La esposa de Andrew se quitó la gorra y agitó su pelo. Era rubio y fino. Lacio. Y tenía ojos claros, azules, de americana, pensó Cetta. Como Andrew.

—¿Te ha enseñado al menos a tener conciencia? —dijo la esposa de Andrew, mirándola de hito en hito con una sonrisa sarcástica.

—¿Y a ti te ha enseñado a follar? —le preguntó Cetta, con sus ojos negros y su pelo crespo atado en un moño detrás de la nuca.

La mujer acusó el golpe. Bajó la mirada durante un instante. Herida. Cetta notó que Andrew las había visto. Estaba pálido y tenía una mirada preocupada. Débil. Despreciable.

—Es todo tuyo —le dijo entonces Cetta a la sindicalista—. Solo ha conseguido enseñarme que soy una puta —continuó en voz baja—. Pero eso ya lo sabía. —Se dio la vuelta y se perdió entre la muchedumbre que vitoreaba la huelga de Silk City.

Antes de regresar a casa a toda prisa compró una revista de moda.

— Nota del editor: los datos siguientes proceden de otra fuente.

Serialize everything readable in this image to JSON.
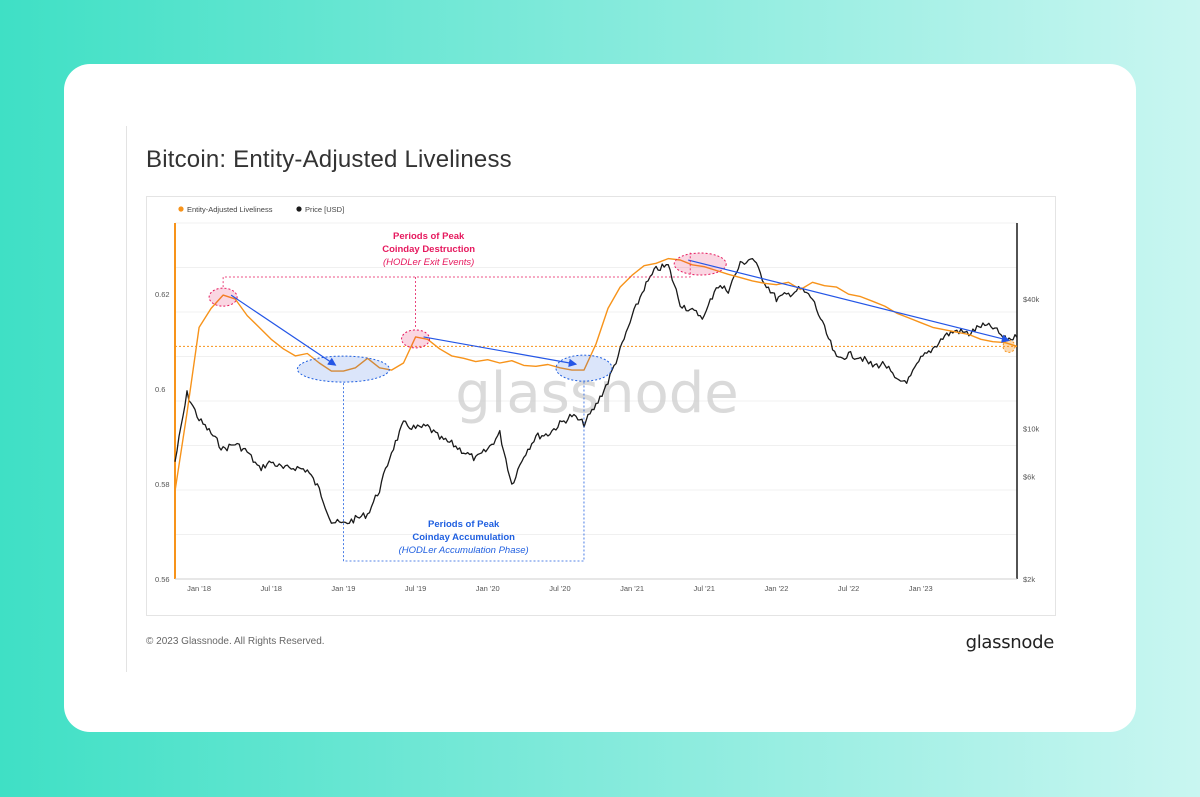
{
  "page": {
    "title": "Bitcoin: Entity-Adjusted Liveliness",
    "copyright": "© 2023 Glassnode. All Rights Reserved.",
    "brand": "glassnode"
  },
  "colors": {
    "liveliness": "#f7931a",
    "price": "#1a1a1a",
    "destruction": "#e6195e",
    "accumulation": "#1f5fe0",
    "trend_arrow": "#2456e6"
  },
  "chart_data": {
    "type": "line",
    "watermark": "glassnode",
    "legend": {
      "placement": "top-left",
      "items": [
        "Entity-Adjusted Liveliness",
        "Price [USD]"
      ]
    },
    "x_ticks": [
      "Jan '18",
      "Jul '18",
      "Jan '19",
      "Jul '19",
      "Jan '20",
      "Jul '20",
      "Jan '21",
      "Jul '21",
      "Jan '22",
      "Jul '22",
      "Jan '23"
    ],
    "x_range": [
      "2017-11",
      "2023-09"
    ],
    "y_left": {
      "range": [
        0.56,
        0.635
      ],
      "ticks": [
        "0.56",
        "0.58",
        "0.6",
        "0.62"
      ]
    },
    "y_right": {
      "scale": "log",
      "range": [
        2000,
        90000
      ],
      "ticks": [
        "$2k",
        "$6k",
        "$10k",
        "$40k"
      ]
    },
    "grid": true,
    "series": [
      {
        "name": "Entity-Adjusted Liveliness",
        "axis": "left",
        "x": [
          "2017-11",
          "2017-12",
          "2018-01",
          "2018-02",
          "2018-03",
          "2018-04",
          "2018-05",
          "2018-06",
          "2018-07",
          "2018-08",
          "2018-09",
          "2018-10",
          "2018-11",
          "2018-12",
          "2019-01",
          "2019-02",
          "2019-03",
          "2019-04",
          "2019-05",
          "2019-06",
          "2019-07",
          "2019-08",
          "2019-09",
          "2019-10",
          "2019-11",
          "2019-12",
          "2020-01",
          "2020-02",
          "2020-03",
          "2020-04",
          "2020-05",
          "2020-06",
          "2020-07",
          "2020-08",
          "2020-09",
          "2020-10",
          "2020-11",
          "2020-12",
          "2021-01",
          "2021-02",
          "2021-03",
          "2021-04",
          "2021-05",
          "2021-06",
          "2021-07",
          "2021-08",
          "2021-09",
          "2021-10",
          "2021-11",
          "2021-12",
          "2022-01",
          "2022-02",
          "2022-03",
          "2022-04",
          "2022-05",
          "2022-06",
          "2022-07",
          "2022-08",
          "2022-09",
          "2022-10",
          "2022-11",
          "2022-12",
          "2023-01",
          "2023-02",
          "2023-03",
          "2023-04",
          "2023-05",
          "2023-06",
          "2023-07",
          "2023-08",
          "2023-09"
        ],
        "values": [
          0.5785,
          0.595,
          0.613,
          0.617,
          0.6198,
          0.619,
          0.6155,
          0.613,
          0.6105,
          0.6085,
          0.607,
          0.6075,
          0.6055,
          0.6038,
          0.6038,
          0.6045,
          0.6065,
          0.6045,
          0.604,
          0.6055,
          0.611,
          0.6105,
          0.6085,
          0.607,
          0.6065,
          0.6058,
          0.6062,
          0.6055,
          0.606,
          0.605,
          0.6048,
          0.6052,
          0.6045,
          0.604,
          0.604,
          0.6095,
          0.617,
          0.6215,
          0.624,
          0.626,
          0.6265,
          0.6275,
          0.6272,
          0.6262,
          0.6258,
          0.625,
          0.6242,
          0.6235,
          0.6228,
          0.6223,
          0.622,
          0.6225,
          0.621,
          0.6225,
          0.6218,
          0.6215,
          0.62,
          0.6195,
          0.6185,
          0.6175,
          0.616,
          0.615,
          0.614,
          0.613,
          0.6125,
          0.612,
          0.6115,
          0.6105,
          0.61,
          0.6098,
          0.609
        ]
      },
      {
        "name": "Price [USD]",
        "axis": "right",
        "x": [
          "2017-11",
          "2017-12",
          "2018-01",
          "2018-02",
          "2018-03",
          "2018-04",
          "2018-05",
          "2018-06",
          "2018-07",
          "2018-08",
          "2018-09",
          "2018-10",
          "2018-11",
          "2018-12",
          "2019-01",
          "2019-02",
          "2019-03",
          "2019-04",
          "2019-05",
          "2019-06",
          "2019-07",
          "2019-08",
          "2019-09",
          "2019-10",
          "2019-11",
          "2019-12",
          "2020-01",
          "2020-02",
          "2020-03",
          "2020-04",
          "2020-05",
          "2020-06",
          "2020-07",
          "2020-08",
          "2020-09",
          "2020-10",
          "2020-11",
          "2020-12",
          "2021-01",
          "2021-02",
          "2021-03",
          "2021-04",
          "2021-05",
          "2021-06",
          "2021-07",
          "2021-08",
          "2021-09",
          "2021-10",
          "2021-11",
          "2021-12",
          "2022-01",
          "2022-02",
          "2022-03",
          "2022-04",
          "2022-05",
          "2022-06",
          "2022-07",
          "2022-08",
          "2022-09",
          "2022-10",
          "2022-11",
          "2022-12",
          "2023-01",
          "2023-02",
          "2023-03",
          "2023-04",
          "2023-05",
          "2023-06",
          "2023-07",
          "2023-08",
          "2023-09"
        ],
        "values": [
          7000,
          14500,
          11000,
          9500,
          8000,
          8500,
          7800,
          6500,
          7000,
          6500,
          6600,
          6400,
          5200,
          3700,
          3600,
          3800,
          4000,
          5200,
          7800,
          10500,
          10000,
          10200,
          9000,
          8500,
          7800,
          7200,
          8000,
          9500,
          5500,
          7500,
          9200,
          9400,
          10500,
          11500,
          10500,
          12800,
          16500,
          23000,
          33000,
          45000,
          55000,
          57000,
          38000,
          35000,
          33000,
          46000,
          44000,
          58000,
          62000,
          48000,
          40000,
          42000,
          44500,
          40000,
          29000,
          21000,
          22000,
          21500,
          19500,
          20000,
          16500,
          16800,
          21000,
          23500,
          27000,
          28500,
          27500,
          30000,
          29500,
          26000,
          26500
        ]
      }
    ],
    "annotations": [
      {
        "title": "Periods of Peak",
        "subtitle": "Coinday Destruction",
        "note": "(HODLer Exit Events)"
      },
      {
        "title": "Periods of Peak",
        "subtitle": "Coinday Accumulation",
        "note": "(HODLer Accumulation Phase)"
      }
    ]
  }
}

Llegó con esa rabia que bullía en su interior. Y con la humillación que le impedía respirar. No bajó al semisótano, sino que fue al segundo piso y llamó con violencia a la puerta de la señora Sciacca. «¿Qué te habías metido en la cabeza?», se repetía.

La oronda vecina abrió medio dormida, con una toquilla azul sobre el camisón.

—Es tarde —le recriminó.

—Tengo que ver a Christmas —dijo Cetta, con enorme apremio en la voz.

—Está durmiendo…

—Tengo que decirle algo importante. Que se levante —y, dicho esto, Cetta dio un empujón a la señora Sciacca y entró hecha una furia. Fue a la camita en la que dormía Christmas y lo cogió en brazos, despertándolo con rudeza.

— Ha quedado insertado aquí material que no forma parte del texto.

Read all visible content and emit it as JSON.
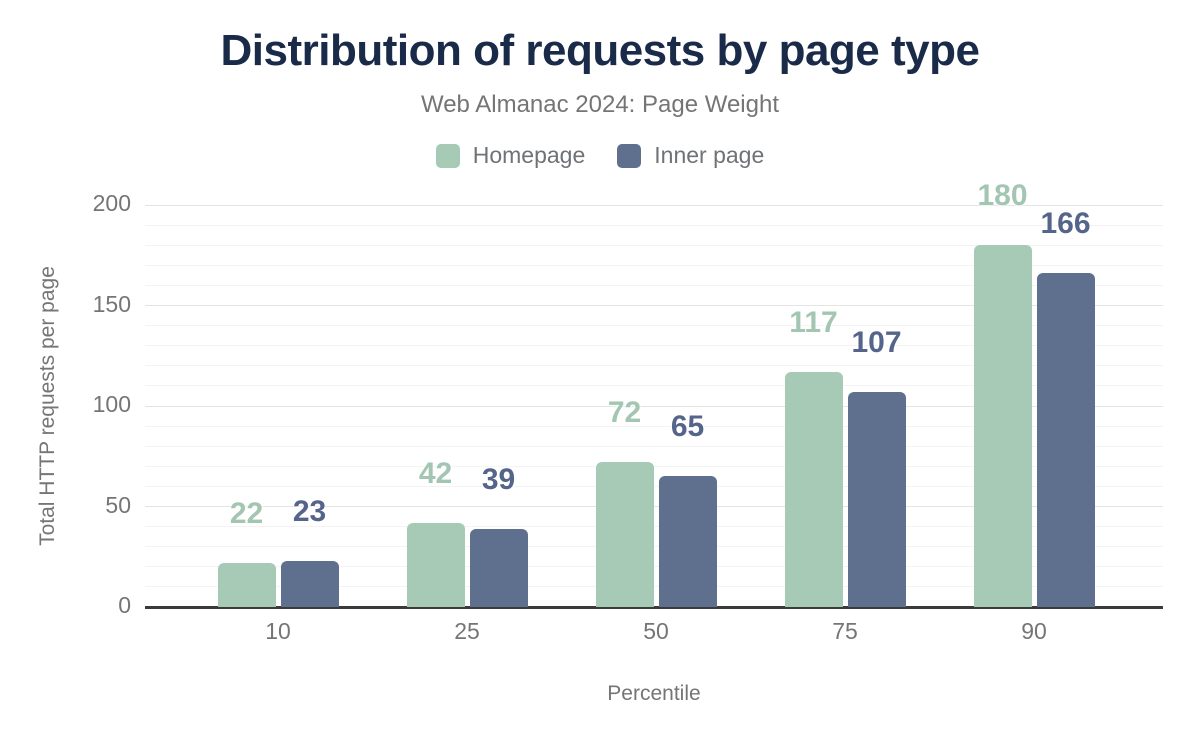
{
  "chart_data": {
    "type": "bar",
    "title": "Distribution of requests by page type",
    "subtitle": "Web Almanac 2024: Page Weight",
    "xlabel": "Percentile",
    "ylabel": "Total HTTP requests per page",
    "categories": [
      "10",
      "25",
      "50",
      "75",
      "90"
    ],
    "series": [
      {
        "name": "Homepage",
        "color": "#a6cab6",
        "label_color": "#a2c6b1",
        "values": [
          22,
          42,
          72,
          117,
          180
        ]
      },
      {
        "name": "Inner page",
        "color": "#5f708e",
        "label_color": "#54648a",
        "values": [
          23,
          39,
          65,
          107,
          166
        ]
      }
    ],
    "ylim": [
      0,
      200
    ],
    "yticks": [
      0,
      50,
      100,
      150,
      200
    ],
    "minor_grid_step": 10,
    "major_grid_step": 50,
    "grid": true,
    "bar_value_labels": true,
    "legend_position": "top"
  },
  "colors": {
    "title_text": "#1a2b49",
    "muted_text": "#757575",
    "axis_line": "#3a3a3a",
    "grid_major": "#e4e4e4",
    "grid_minor": "#f3f3f3",
    "background": "#ffffff"
  }
}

Christmas refunfuñó algo. Después abrió los ojos y reconoció a su madre. Tenía cinco años y el mechón rubio estaba completamente alborotado sobre la frente. Y en sus ojos tenía una expresión asustada.

Cetta llevó a Christmas a la ventana del saloncito y la abrió. Lo apoyó en el alféizar y le puso delante la revista de moda.

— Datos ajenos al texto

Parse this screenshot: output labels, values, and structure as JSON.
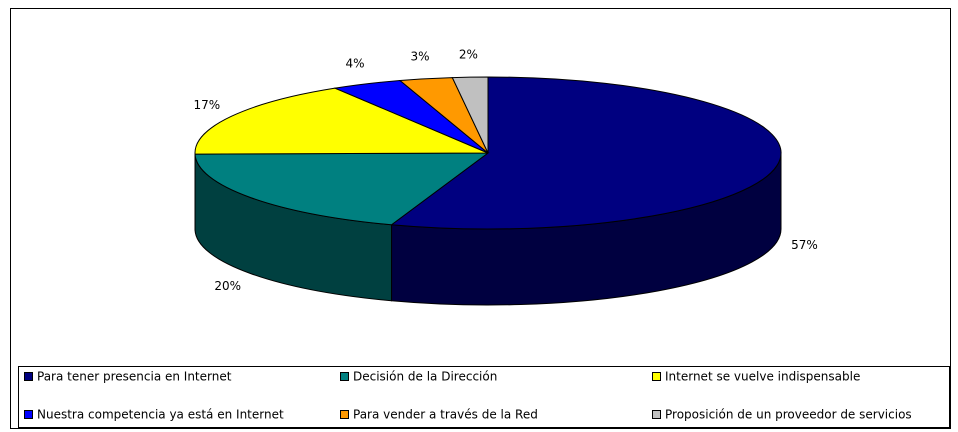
{
  "chart_data": {
    "type": "pie",
    "labels": [
      "Para tener presencia en Internet",
      "Decisión de la Dirección",
      "Internet se vuelve indispensable",
      "Nuestra competencia ya está en Internet",
      "Para vender a través de la Red",
      "Proposición de un proveedor de servicios"
    ],
    "values": [
      57,
      20,
      17,
      4,
      3,
      2
    ],
    "value_labels": [
      "57%",
      "20%",
      "17%",
      "4%",
      "3%",
      "2%"
    ],
    "colors": [
      "#000080",
      "#008080",
      "#ffff00",
      "#0000ff",
      "#ff9900",
      "#c0c0c0"
    ],
    "legend": "bottom"
  }
}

El niño estaba petrificado.

—Míralo bien, este es un americano —le dijo Cetta, con voz de fanática, mientras le mostraba un modelo fotografiado con un atuendo de polo. Luego agarró la cara de Christmas y, apretándole las mejillas, se la volvió hacia la calle—. Mira a ese —y le señaló a un hombre que se recogía con su maleta de ambulante—. Ese no será nunca americano. —De nuevo hojeó la revista, frenéticamente, presa de aquella rabia interior que no tenía visos de disminuir. Se detuvo en la foto de una actriz—. Ella es americana —le dijo. Después volvió otra vez la cara de Christmas hacia la calle—. Y esa no lo será nunca —dijo señalando con un dedo a una mujer encorvada, que estaba hurgando entre los restos de los puestos de venta ambulante.

—Mamá…

—¡Escúchame! Escúchame bien, cariño. —Cetta le cogió la cara entre las manos, con fuerza, con los ojos arrebatados—. Yo nunca seré americana. Pero tú sí. ¿Me has entendido?

—Mamá… —empezó a lloriquear, confundido, Christmas.

—¿Me has entendido? —chilló Cetta.

Christmas frunció la boca, conteniendo el llanto.

—¡Tú serás americano! ¡Repítelo!

Christmas tenía los ojos abiertos como platos.

—¡Repítelo!

—Tengo sueño…

—¡Repítelo!

—Seré… americano… —dijo en voz queda Christmas y al momento rompió a llorar, tratando de soltarse.

Y entonces Cetta lo estrechó entre sus brazos, con fuerza, y por fin su rabia se transformó en lágrimas. Y su humillación la hizo sollozar.

—Serás americano, Christmas… sí, tú serás americano… perdóname, perdóname, cariño… —Cetta lloraba, acariciando el pelo de su hijo, enjugándole las lágrimas y bañándolo con las suyas—. Mamá te quiere… para mamá solo existes tú… solo tú… mi pequeñín. Mi pequeñín americano.

En la puerta, la señora Sciacca, rodeada de sus hijos, que se agarraban al enorme camisón de su madre, con las caras medio dormidas, los estaba mirando.